Même si rien n’est encore acté, le nouveau dispositif est intéressant pour le président de la FBTP 06 car il ne concerne pas que le neuf, avec toutefois une condition pour l’ancien : réaliser des travaux pour un montant équivalent à 30 % du prix du logement. Avant d’évoquer cette éventuelle bouffée d’oxygène pour le secteur de la construction, Patrick Moulard avait dressé un bilan de l’année écoulée « plus mesuré » qu’attendu. «  Nous envisagions un recul sensible de l’activité du BTP dans les Alpes-Maritimes et nous évoquions le risque d’une perte pouvant aller jusqu’à 2 000 emplois, intérim compris. (…) Selon nos dernières sources disponibles, fin juin, et sur un an glissant, nous enregistrons 600 salariés en moins dans nos entreprises, intérim compris. (…) Dans le même temps, le nombre de défaillances d’entreprises du BTP s’est réduit : 380 défaillances en 2024 et 320 défaillances à ce jour, sur un an glissant. »

Questionnaire

Patrick Moulard a rappelé que le neuf était toujours en crise malgré une légère reprise. « On peut considérer qu’on a touché le fond », a-t-il indiqué, soulignant que le volume d’activité demeurait « faible » avec 4 280 logements sur les 12 derniers mois. « Une enquête récente de la Fédération française du bâtiment, basée sur les derniers éléments de l’INSEE, évalue le besoin en constructions neuves dans le 06 à près de 6 000 unités par an pour les 10 prochaines années. » Et le secteur de l’entretien et de la rénovation, qui bénéficiait d’une «  croissance régulière de l’ordre de 1 à 2 % chaque année  », a connu un coup d’arrêt avec une croissance de +0,4 % seulement en 2025. Parmi les causes évoquées par Patrick Moulard, les réformes ratées du dispositif MaPrimeRénov qui ont « complètement désorienté particuliers et professionnels  ». Ces aspects négatifs et la perspective d’une amélioration avec le plan Lecornu-Jeanbrun font dire au président de la FBTP 06 que 2026 sera «  l’année de tous les dangers et de tous les possibles  ».

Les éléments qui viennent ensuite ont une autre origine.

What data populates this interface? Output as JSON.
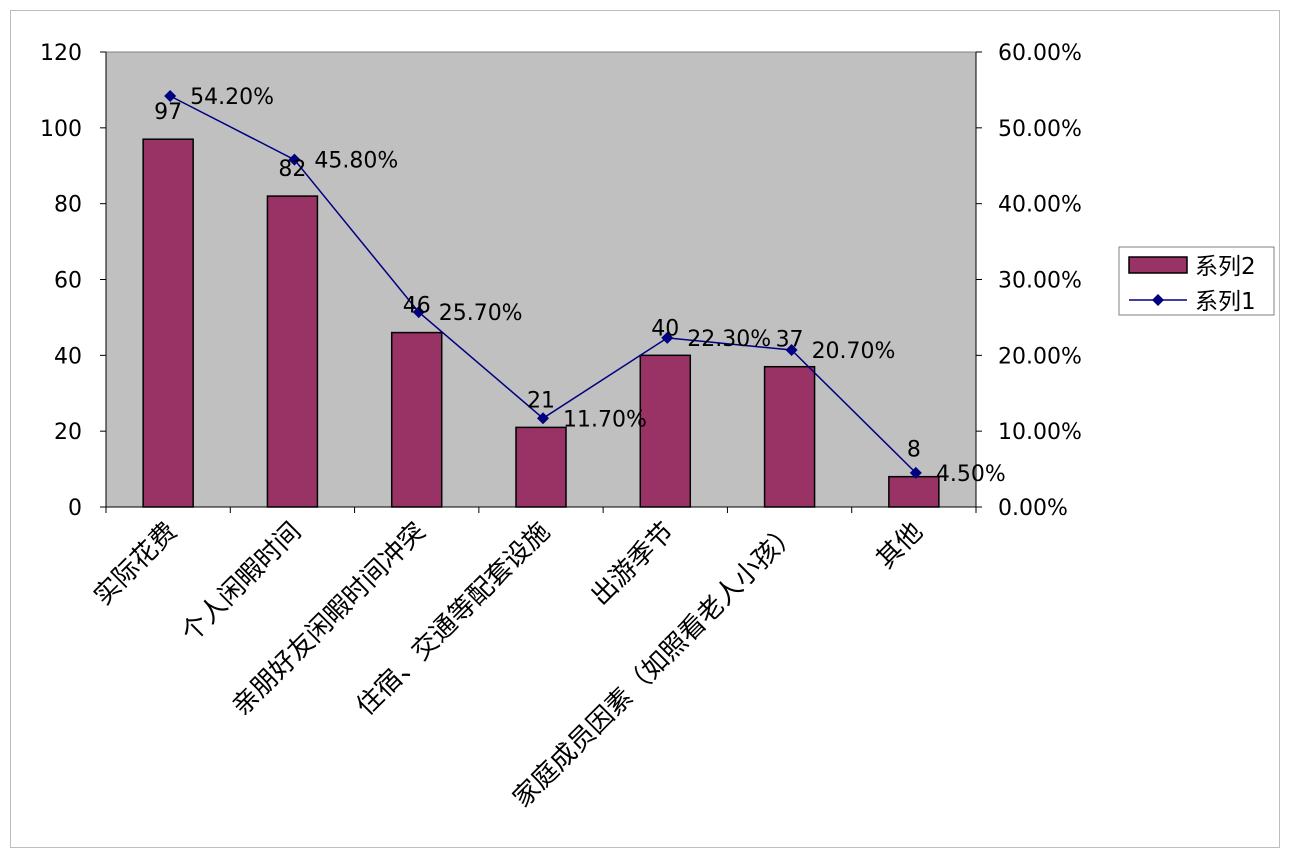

Après la conférence de presse, Patrick Moulard s’est exprimé devant les adhérents de la FBTP 06, des élus du territoire et des présidents d’instances représentatives lors de la cérémonie des vœux ©SG

En ce qui concerne les travaux publics et routiers, le président de section, Jérôme Ivanez, a expliqué que le rythme de croissance avait pu être maintenu grâce au « développement du nombre d’appels d’offres dans le département  », remarquant que « l’activité s’est principalement faite sur les travaux d’entretien et de maintenance des infrastructures existantes » et que « les gros projets font toujours défaut ». En outre, il s’inquiète de la sobriété annoncée dans les programmes de candidats pour les municipales. La FBTP 06 entend poursuivre son dialogue avec tous les élus du territoire et notamment les maires élus ou réélus.
La fédération a d’ailleurs fait parvenir un questionnaire aux candidats têtes de liste dans le département et elle fera connaître les réponses à ses adhérents. Parmi les sujets discutés : aménagement et développement du territoire, construction neuve et rénovation énergétique des bâtiments.